Kupang, NewsMetropol – Kepala Badan Narkotika Nasional Kabupaten Rote Ndao, Raden Bogie Setia Perwira Nusa mengatakan dalam rangka mencegah dan memberantas narkoba di wilayahnya, pihaknya akan memperkuat sinergi dengan TNI-Polri.

Kata dia, penguatan sinergitas tersebut sebagai suatu keniscayaan mengingat posisi strategis Rote Ndao sebagai pulau terluar yang berbatasan langsung dengan negara luar yakni Australia.
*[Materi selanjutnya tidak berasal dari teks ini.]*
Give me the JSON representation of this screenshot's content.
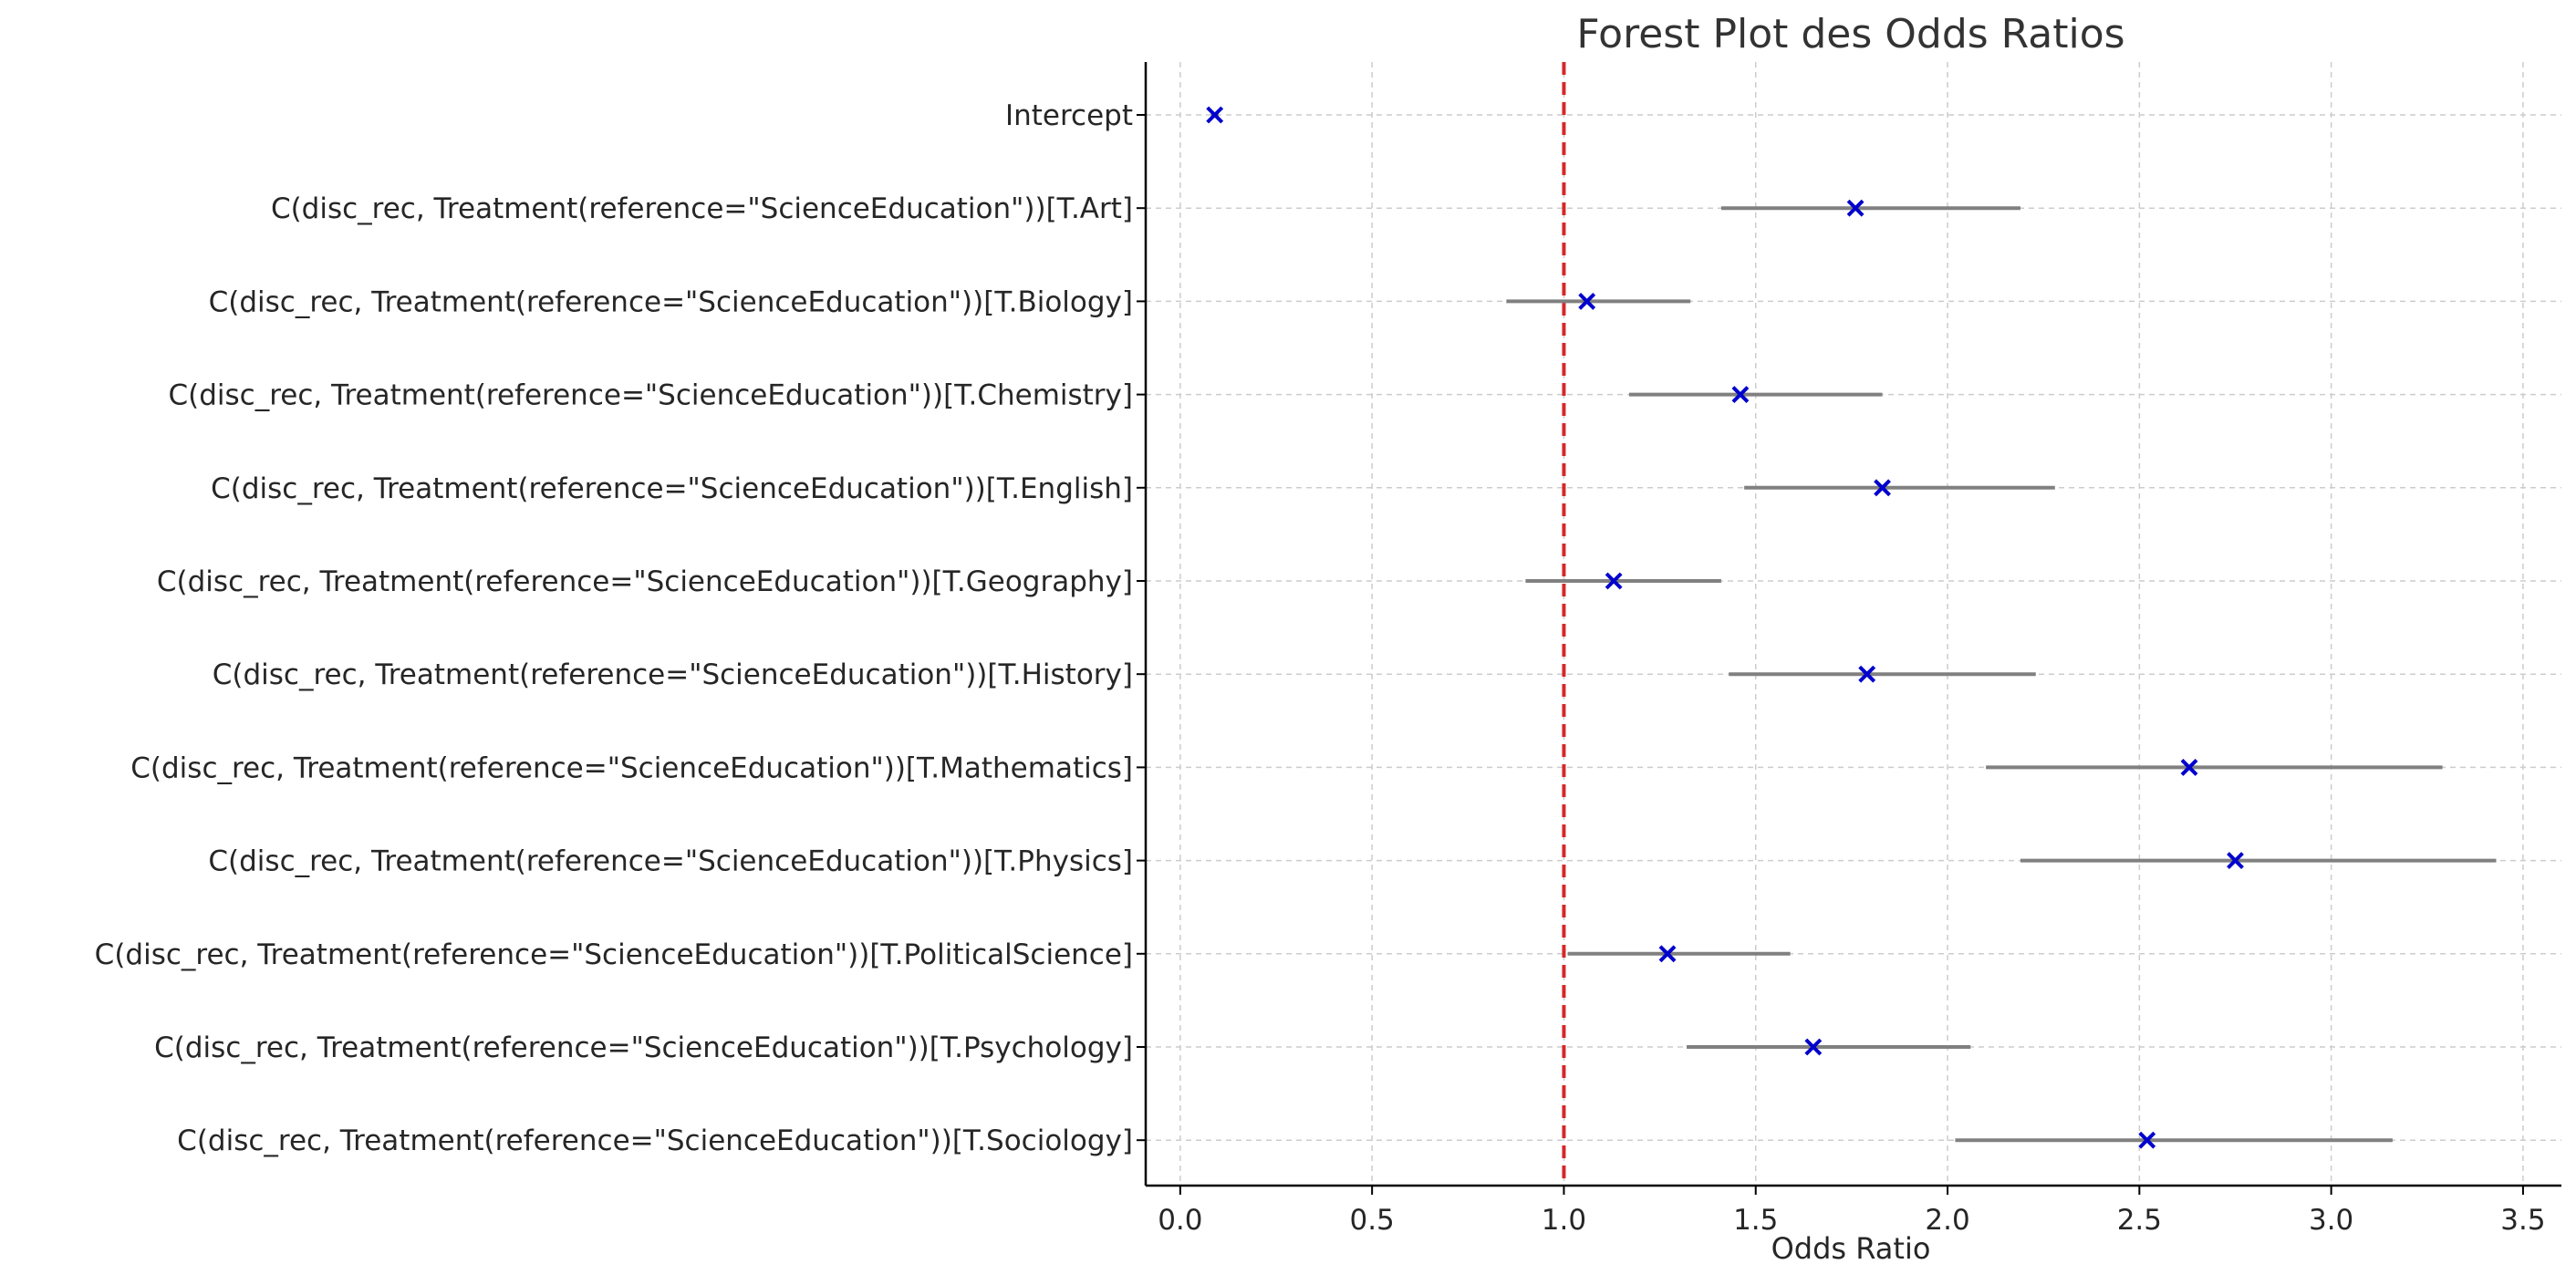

“Dengan letak geografi di pulau terluar di wilayah paling Selatan Indonesia, kawasan laut Rote Ndao sangat strategis dan berpotensi besar menjadi tempat transit penyelundupan atau pendistribusian narkoba dari luar negeri ke wilayah Indonesia,” ujar Bogie kepada NewsMetropol, Kamis (8/4).

Selain posisinya yang strategis kata dia, Rote Ndao juga merupakan salah satu daerah tujuan wisatawan asing karena potensi wisata baharinya.
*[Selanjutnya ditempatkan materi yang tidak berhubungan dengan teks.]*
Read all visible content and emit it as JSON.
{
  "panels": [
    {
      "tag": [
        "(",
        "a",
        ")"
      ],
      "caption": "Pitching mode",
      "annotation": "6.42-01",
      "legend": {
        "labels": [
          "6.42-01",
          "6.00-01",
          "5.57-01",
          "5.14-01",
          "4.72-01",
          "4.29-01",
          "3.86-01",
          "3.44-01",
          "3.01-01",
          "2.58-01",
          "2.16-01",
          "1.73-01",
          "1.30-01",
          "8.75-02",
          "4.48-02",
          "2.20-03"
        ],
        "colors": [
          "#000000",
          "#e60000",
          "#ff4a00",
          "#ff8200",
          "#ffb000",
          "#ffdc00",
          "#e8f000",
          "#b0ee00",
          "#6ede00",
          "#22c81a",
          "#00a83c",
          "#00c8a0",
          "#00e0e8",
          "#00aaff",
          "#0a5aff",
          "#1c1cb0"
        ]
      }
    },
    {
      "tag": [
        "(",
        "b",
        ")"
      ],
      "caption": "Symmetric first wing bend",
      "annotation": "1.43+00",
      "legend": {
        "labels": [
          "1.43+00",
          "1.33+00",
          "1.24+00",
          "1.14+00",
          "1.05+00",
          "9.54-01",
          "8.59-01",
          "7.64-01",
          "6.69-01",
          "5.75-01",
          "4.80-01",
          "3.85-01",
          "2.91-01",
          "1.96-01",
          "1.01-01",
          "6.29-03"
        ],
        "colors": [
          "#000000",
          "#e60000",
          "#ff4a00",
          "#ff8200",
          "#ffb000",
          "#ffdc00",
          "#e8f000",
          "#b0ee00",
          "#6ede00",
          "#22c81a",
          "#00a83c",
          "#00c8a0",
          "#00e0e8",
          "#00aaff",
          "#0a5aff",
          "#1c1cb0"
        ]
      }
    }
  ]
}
Baca Juga:  Siap Hadapi Sindikat Narkotika, BNN Tutup Pelatihan RPE dengan Simulasi Operasi Taktis

“Sebagai daerah wisata tentu potensi peredaran narkoba juga besar sehingga kita harus meningkatkan kewaspadaan. Olehnya itu sinergitas dengan semua stakeholder mutlak harus dilakukan,” jelasnya.

Sebagaimana diketahui Raden Bogie Setia Perwira Nusa, SH., MH. resmi memimpin BNNK Rote Ndao setelah menggantikan Kompol Muhammad Irfan.

Mantan Analis Intelijen Produk Direktorat Intelijen BNN itu dilantik menjadi Kepala BNNK Rote Ndao oleh Kepala BNNP Nusa Tenggara Timur, Brigjen Pol. Isnaeni Ujianto di Kupang pada Selasa (6/4) lalu.